調査の方法は、アンケートやインタビュー、会話分析、参与観察など多岐に渡るが、最も特徴的なことは、対象者と直接的に関わることが出来るという部分である。多くの量的調査で見られるような、調査者側で意図的に用意した項目にチェックしていくという方法からは得ることができない、対象からの生の言葉や行動をデータ化することが可能である。しかし一方で、質問内容が調査者の主観に左右されてしまうことや、対象が自分の本音を語れず、むしろ調査者の意図に沿うよう気を使っていたり、自分の記憶を都合よく再構築していたりと、必ずしも対象者の本音を引き出せているとは限らない。また、回答者の意見を調査者が誤解しているなど、生の言葉や行動をデータ化する上で十分に気を配らなければならない部分が多いのも事実である。量的調査とは違い巨大な社会のごく一部しか調査することができないのも事実で、調査者の行きやすい場所や、調査に応じる時間や余裕のある恵まれた社会階層など、社会の中の限られた一部分の人々からデータを取るのみに終わってしまうという問題も指摘されることが多い為、質的調査に適したテーマの設定や、フィールド・対象の選定など十分な配慮が必要である。

テーマ、フィールド、対象の選定を終え、調査を開始・分析を行っていく上で、データの妥当性を確保していかなければならない。

熟練の研究者や教授などが調査・分析を行えば、妥当性は確保されていると言えるのであろうか。

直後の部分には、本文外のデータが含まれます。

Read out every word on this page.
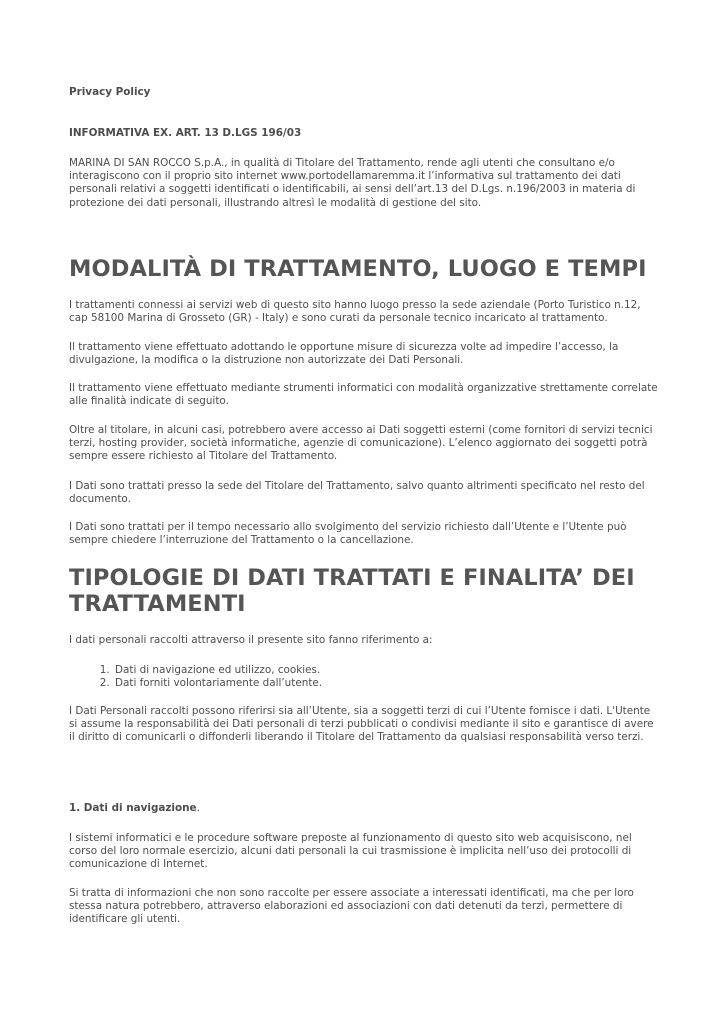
Privacy Policy

INFORMATIVA EX. ART. 13 D.LGS 196/03

MARINA DI SAN ROCCO S.p.A., in qualità di Titolare del Trattamento, rende agli utenti che consultano e/o interagiscono con il proprio sito internet www.portodellamaremma.it l’informativa sul trattamento dei dati personali relativi a soggetti identificati o identificabili, ai sensi dell’art.13 del D.Lgs. n.196/2003 in materia di protezione dei dati personali, illustrando altresì le modalità di gestione del sito.

MODALITÀ DI TRATTAMENTO, LUOGO E TEMPI

I trattamenti connessi ai servizi web di questo sito hanno luogo presso la sede aziendale (Porto Turistico n.12, cap 58100 Marina di Grosseto (GR) - Italy) e sono curati da personale tecnico incaricato al trattamento.

Il trattamento viene effettuato adottando le opportune misure di sicurezza volte ad impedire l’accesso, la divulgazione, la modifica o la distruzione non autorizzate dei Dati Personali.

Il trattamento viene effettuato mediante strumenti informatici con modalità organizzative strettamente correlate alle finalità indicate di seguito.

Oltre al titolare, in alcuni casi, potrebbero avere accesso ai Dati soggetti esterni (come fornitori di servizi tecnici terzi, hosting provider, società informatiche, agenzie di comunicazione). L’elenco aggiornato dei soggetti potrà sempre essere richiesto al Titolare del Trattamento.

I Dati sono trattati presso la sede del Titolare del Trattamento, salvo quanto altrimenti specificato nel resto del documento.

I Dati sono trattati per il tempo necessario allo svolgimento del servizio richiesto dall’Utente e l’Utente può sempre chiedere l’interruzione del Trattamento o la cancellazione.

TIPOLOGIE DI DATI TRATTATI E FINALITA’ DEI TRATTAMENTI

I dati personali raccolti attraverso il presente sito fanno riferimento a:

1. Dati di navigazione ed utilizzo, cookies.
2. Dati forniti volontariamente dall’utente.

I Dati Personali raccolti possono riferirsi sia all’Utente, sia a soggetti terzi di cui l’Utente fornisce i dati. L'Utente si assume la responsabilità dei Dati personali di terzi pubblicati o condivisi mediante il sito e garantisce di avere il diritto di comunicarli o diffonderli liberando il Titolare del Trattamento da qualsiasi responsabilità verso terzi.

1. Dati di navigazione.

I sistemi informatici e le procedure software preposte al funzionamento di questo sito web acquisiscono, nel corso del loro normale esercizio, alcuni dati personali la cui trasmissione è implicita nell’uso dei protocolli di comunicazione di Internet.

Si tratta di informazioni che non sono raccolte per essere associate a interessati identificati, ma che per loro stessa natura potrebbero, attraverso elaborazioni ed associazioni con dati detenuti da terzi, permettere di identificare gli utenti.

調査の技術的手法や方法、インタビュー技法、または調査者と対象者との関係構築など、調査時に妥当性を左右する要因はあるにせよ、分析時はどうなのであろうか。

分析(解釈)そのものが調査者の主観で行われる質的調査において、恣意性を完全に排除することは不可能である。しかし、低減させる(妥当性を高める)ことは可能であると考える。妥当性を高めるとは、信用性の形成とも言えるであろう。具体的には、対象者とのメンバーチェックや、同僚・スーパーバイザーとの議論を通じたピアチェックなどで、調査者自身はもちろん、他の調査者、さらには対象者を含む、フィールドに関与している全ての人々から調査結果の受容・納得を得ることで信用性は形成されていき、妥当性は高められていく。

代表的な分析方法であるグラウンデッドセオリーやKJ法などを用いるにせよ、インタビュー等でリッチなデータを収集し、それをコーディング、結合、図解化、文章化していく一連のプロセスを明示し、誰もが納得できるような結果と考察を提示することで信頼性と妥当性を確保できるようになるのである。